Material and methods
CEGMA dataset of highly conserved genes from six model eukaryotic species (A. thaliana, C. elegans, D. melanogaster, H. sapiens, S. cerevisiae, S. pombe) was used. These are genes from 459 distinct orthogroups, each of which is represented by no more than one sequence from every species, for a total of 456-458 proteins per species [8].
50 randomly selected proteins from each species were used as a test set, and naïve Bayesian classifier (similar to multinomial classifier in [9]) was trained on the remaining ones. Test set sequences were assigned to the proteomes using this classifier using for values of k between 3 and 10. Similar procedure was performed on the complete proteomes of these species, using 10% of proteins randomly sampled as a testing set.
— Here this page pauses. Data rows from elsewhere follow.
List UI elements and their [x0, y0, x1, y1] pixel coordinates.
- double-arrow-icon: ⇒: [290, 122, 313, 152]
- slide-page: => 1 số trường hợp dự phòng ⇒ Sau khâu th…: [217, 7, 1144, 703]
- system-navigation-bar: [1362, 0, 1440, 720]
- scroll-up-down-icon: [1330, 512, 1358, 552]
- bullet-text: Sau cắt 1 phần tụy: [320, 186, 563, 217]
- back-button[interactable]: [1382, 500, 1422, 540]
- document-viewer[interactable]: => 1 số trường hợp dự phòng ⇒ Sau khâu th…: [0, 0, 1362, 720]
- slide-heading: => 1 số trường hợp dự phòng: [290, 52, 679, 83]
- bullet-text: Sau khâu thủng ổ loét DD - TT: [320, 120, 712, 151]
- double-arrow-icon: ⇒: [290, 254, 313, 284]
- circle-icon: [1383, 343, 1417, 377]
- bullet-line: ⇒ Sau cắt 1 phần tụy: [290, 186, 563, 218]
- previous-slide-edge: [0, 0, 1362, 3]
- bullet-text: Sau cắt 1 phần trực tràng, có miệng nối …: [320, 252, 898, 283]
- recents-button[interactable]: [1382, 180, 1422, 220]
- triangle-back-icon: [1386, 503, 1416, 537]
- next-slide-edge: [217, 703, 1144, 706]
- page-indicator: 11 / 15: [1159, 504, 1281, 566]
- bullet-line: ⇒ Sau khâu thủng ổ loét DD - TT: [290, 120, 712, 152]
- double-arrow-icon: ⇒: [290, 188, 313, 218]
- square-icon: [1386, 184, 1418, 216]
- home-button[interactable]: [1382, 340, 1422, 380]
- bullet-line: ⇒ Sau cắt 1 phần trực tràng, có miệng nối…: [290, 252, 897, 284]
All distances between k-mer distributions were calculated using FFP distance metric [10].
Authors’ contributions
AM has conceived the analysis, performed it and written the paper.
Competing interests
The author has declared no competing interest
Acknowledgements
This work was supported by the Federal Agency of Scientific Organisations (Russian Federation) project #0345-2016-0031. Author is grateful to Dr. Y.P. Galachyants and A.N. Gurkov for the valuable discussion.